Maybe our only solution is to band together on these events outside the law. Banging pots outside the abuser's home to bring attention to it. Our only compensation here is that Jian's life won't entirely go back to normal after this. I'm not hopeful that his June trial will be any different. But even though he's not been convicted, he's not entirely free either - not like he was.

ETA: The same tactics were used with the same judge to get a previous acquittal.


2 comments:

  1. Marie, I'm sorry, but I think you're misconstruing what occurred at trial. As in all criminal trials the defendant is presumed innocent. The Crown must then prove every element of the offence beyond a reasonable doubt to secure a conviction.

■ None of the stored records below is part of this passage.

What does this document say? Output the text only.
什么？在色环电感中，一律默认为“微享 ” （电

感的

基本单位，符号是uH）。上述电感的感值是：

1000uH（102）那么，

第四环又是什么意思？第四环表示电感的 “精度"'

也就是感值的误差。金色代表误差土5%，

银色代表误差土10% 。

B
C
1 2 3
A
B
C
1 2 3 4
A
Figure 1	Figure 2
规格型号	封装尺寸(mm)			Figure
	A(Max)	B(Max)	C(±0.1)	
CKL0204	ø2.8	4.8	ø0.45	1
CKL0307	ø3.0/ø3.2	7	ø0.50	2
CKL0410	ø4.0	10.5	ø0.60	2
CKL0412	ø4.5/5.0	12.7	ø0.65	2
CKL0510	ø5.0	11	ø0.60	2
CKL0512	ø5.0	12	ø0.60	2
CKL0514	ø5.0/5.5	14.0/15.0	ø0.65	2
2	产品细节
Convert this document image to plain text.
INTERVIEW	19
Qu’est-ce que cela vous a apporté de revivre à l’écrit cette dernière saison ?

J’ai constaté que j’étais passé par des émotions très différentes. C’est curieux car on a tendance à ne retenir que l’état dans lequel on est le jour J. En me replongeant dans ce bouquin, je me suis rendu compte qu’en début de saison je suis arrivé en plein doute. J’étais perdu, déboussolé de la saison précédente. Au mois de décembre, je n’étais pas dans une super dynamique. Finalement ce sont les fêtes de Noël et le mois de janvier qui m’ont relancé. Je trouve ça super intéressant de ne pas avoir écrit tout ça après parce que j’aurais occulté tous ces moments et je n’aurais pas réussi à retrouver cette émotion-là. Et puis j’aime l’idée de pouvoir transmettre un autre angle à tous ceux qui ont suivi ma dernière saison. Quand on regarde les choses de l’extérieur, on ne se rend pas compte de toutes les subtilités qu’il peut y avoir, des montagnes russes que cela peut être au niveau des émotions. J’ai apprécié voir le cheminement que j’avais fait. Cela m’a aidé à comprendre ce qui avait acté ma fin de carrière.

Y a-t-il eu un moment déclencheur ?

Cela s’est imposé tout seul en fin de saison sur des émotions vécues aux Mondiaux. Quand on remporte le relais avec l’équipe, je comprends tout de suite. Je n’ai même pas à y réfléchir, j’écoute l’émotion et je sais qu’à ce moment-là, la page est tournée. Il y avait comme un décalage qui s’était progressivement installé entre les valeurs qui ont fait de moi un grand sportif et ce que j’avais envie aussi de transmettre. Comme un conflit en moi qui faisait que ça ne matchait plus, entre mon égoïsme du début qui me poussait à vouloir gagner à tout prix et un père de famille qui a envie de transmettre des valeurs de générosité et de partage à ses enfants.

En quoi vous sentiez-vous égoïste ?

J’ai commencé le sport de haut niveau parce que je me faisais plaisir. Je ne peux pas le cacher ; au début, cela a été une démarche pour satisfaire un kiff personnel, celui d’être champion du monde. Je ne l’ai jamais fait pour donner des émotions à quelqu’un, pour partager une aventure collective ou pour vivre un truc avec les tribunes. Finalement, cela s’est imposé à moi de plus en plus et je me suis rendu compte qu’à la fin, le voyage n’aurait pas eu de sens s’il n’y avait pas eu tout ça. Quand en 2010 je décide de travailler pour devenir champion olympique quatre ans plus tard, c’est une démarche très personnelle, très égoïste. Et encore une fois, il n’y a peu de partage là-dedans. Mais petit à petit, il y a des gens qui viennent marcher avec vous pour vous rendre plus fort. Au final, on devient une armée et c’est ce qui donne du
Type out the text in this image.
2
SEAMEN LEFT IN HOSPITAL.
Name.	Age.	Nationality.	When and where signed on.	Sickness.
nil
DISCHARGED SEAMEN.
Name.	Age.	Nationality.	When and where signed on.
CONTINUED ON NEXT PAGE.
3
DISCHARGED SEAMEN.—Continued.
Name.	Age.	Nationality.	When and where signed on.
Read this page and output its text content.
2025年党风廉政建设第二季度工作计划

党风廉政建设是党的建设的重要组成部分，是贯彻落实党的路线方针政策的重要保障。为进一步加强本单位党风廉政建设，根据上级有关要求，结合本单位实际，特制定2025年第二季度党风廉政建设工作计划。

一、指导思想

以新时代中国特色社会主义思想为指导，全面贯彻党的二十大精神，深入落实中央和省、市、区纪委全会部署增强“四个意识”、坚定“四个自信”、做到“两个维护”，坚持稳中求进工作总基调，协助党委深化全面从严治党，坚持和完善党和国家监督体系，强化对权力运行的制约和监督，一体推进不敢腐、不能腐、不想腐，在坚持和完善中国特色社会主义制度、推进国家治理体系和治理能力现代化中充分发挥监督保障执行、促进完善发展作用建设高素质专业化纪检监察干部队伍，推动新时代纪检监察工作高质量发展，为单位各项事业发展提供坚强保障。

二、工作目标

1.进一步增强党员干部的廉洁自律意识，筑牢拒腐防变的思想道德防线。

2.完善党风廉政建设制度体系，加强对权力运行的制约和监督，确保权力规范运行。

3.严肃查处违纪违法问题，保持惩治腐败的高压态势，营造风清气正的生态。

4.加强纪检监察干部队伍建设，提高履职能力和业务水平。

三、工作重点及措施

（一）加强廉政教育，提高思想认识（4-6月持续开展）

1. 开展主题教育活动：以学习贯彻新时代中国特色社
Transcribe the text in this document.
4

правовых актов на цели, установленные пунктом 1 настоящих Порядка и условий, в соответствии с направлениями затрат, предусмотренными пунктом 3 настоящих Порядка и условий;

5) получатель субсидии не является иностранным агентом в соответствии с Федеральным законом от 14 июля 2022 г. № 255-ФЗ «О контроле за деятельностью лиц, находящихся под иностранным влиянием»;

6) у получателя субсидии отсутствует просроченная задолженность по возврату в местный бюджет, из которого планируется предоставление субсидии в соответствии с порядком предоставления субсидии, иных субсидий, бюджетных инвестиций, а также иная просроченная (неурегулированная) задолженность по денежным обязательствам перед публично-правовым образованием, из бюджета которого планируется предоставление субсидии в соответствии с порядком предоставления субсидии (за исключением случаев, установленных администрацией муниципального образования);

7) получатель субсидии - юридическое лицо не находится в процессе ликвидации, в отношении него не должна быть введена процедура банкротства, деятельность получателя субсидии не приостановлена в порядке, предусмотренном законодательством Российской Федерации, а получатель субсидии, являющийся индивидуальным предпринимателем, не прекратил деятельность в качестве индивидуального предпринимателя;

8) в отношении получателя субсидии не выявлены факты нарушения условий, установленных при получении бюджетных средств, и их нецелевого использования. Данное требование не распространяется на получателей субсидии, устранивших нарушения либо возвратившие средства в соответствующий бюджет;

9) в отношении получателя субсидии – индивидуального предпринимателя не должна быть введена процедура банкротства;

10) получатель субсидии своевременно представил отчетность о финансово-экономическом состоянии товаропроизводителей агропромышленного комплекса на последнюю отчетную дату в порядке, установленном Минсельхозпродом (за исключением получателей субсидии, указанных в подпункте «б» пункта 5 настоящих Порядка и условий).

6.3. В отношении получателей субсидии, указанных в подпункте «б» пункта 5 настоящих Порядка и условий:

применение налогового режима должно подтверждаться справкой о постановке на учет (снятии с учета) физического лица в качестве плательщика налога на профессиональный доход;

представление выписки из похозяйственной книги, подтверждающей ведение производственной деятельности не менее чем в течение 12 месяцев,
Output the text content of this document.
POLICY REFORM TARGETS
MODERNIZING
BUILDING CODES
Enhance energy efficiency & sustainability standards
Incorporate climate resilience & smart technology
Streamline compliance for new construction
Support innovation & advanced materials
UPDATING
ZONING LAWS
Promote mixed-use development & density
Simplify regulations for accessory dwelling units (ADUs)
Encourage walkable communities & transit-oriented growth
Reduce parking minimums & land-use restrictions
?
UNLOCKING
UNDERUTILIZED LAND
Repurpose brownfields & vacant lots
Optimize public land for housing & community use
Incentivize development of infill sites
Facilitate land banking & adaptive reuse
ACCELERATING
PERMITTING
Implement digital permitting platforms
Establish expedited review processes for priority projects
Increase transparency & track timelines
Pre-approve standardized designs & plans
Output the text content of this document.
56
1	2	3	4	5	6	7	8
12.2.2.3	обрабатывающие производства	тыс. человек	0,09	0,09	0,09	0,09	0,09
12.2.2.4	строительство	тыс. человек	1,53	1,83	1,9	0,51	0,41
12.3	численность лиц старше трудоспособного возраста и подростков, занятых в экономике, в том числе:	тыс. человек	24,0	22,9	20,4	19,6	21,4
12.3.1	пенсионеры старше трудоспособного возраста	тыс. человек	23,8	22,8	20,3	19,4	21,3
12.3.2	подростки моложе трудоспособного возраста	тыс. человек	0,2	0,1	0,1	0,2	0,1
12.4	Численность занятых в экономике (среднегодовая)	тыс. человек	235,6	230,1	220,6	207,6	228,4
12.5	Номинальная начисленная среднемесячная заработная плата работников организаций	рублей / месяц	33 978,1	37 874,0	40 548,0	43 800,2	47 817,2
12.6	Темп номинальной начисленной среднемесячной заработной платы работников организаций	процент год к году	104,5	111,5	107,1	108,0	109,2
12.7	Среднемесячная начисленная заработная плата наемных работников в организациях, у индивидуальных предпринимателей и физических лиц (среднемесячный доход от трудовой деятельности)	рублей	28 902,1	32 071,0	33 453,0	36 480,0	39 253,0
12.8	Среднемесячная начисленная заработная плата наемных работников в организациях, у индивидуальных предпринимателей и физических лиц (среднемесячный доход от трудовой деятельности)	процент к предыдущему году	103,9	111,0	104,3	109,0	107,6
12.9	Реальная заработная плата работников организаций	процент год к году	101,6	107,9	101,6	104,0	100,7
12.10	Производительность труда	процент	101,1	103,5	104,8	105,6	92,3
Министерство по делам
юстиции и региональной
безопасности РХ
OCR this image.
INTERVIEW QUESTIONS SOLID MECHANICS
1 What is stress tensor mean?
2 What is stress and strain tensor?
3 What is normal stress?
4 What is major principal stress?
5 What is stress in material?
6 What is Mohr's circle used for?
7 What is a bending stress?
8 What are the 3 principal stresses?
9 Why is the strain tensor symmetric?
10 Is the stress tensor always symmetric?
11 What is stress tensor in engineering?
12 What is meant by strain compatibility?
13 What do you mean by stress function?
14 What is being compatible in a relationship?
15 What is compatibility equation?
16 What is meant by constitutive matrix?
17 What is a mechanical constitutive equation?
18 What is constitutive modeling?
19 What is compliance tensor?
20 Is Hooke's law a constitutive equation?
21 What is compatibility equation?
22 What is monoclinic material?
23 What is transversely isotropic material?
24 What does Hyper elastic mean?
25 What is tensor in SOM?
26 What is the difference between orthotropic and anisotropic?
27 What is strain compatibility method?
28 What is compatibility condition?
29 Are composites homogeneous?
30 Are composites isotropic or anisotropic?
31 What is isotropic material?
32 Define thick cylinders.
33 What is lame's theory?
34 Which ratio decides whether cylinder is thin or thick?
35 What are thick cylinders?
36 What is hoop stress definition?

    There was relative evidence each of these witnesses failed to divulge to the Crown pertaining to each witnesses' post-assault relationship with this creep. Had that information been volunteered - as these complainants ought to have done - the prosecutors would have assessed their prospects of obtaining a conviction (that's their responsibility) and then, if they decided to proceed, sought expert opinion as to whether the post-assault conduct was explainable. Ghomeshi knew what happened, defence counsel knew what happened, the witnesses knew what happened. The Crown was left in the dark. That didn't have to happen. It shouldn't have happened.

    Bear in mind that Ghomeshi didn't mount a defence. His counsel called no evidence, relying entirely on facts disclosed solely on cross-examination of the Crown witnesses, the complainants.

    The judge had no choice but to acquit.

    That's the way our criminal law works. Had these circumstances occurred in a murder trial or a fraud case or in any other criminal matter the outcome would have been the same. The criminal law is constructed that way and for good reason. It is why we have the presumption of innocence and the requirement for proof beyond a reasonable doubt. The judge didn't invent anything in this case because of the nature of the offence, sexual assault, or the status of the defendant, male/ex-celebrity. There was no suggestion of that at all. None.

    For Ghomeshi there is some justice. The one thing he treasured most, his celebrity, is gone for all time. He's still guilty as hell in the public eye, a perv. No media outlet will touch him again, The backlash would be unbearable, especially for advertisers. It's hard to imagine who would employ him.

    ReplyDelete
  2. Sorry, I meant "relevant", not "relative."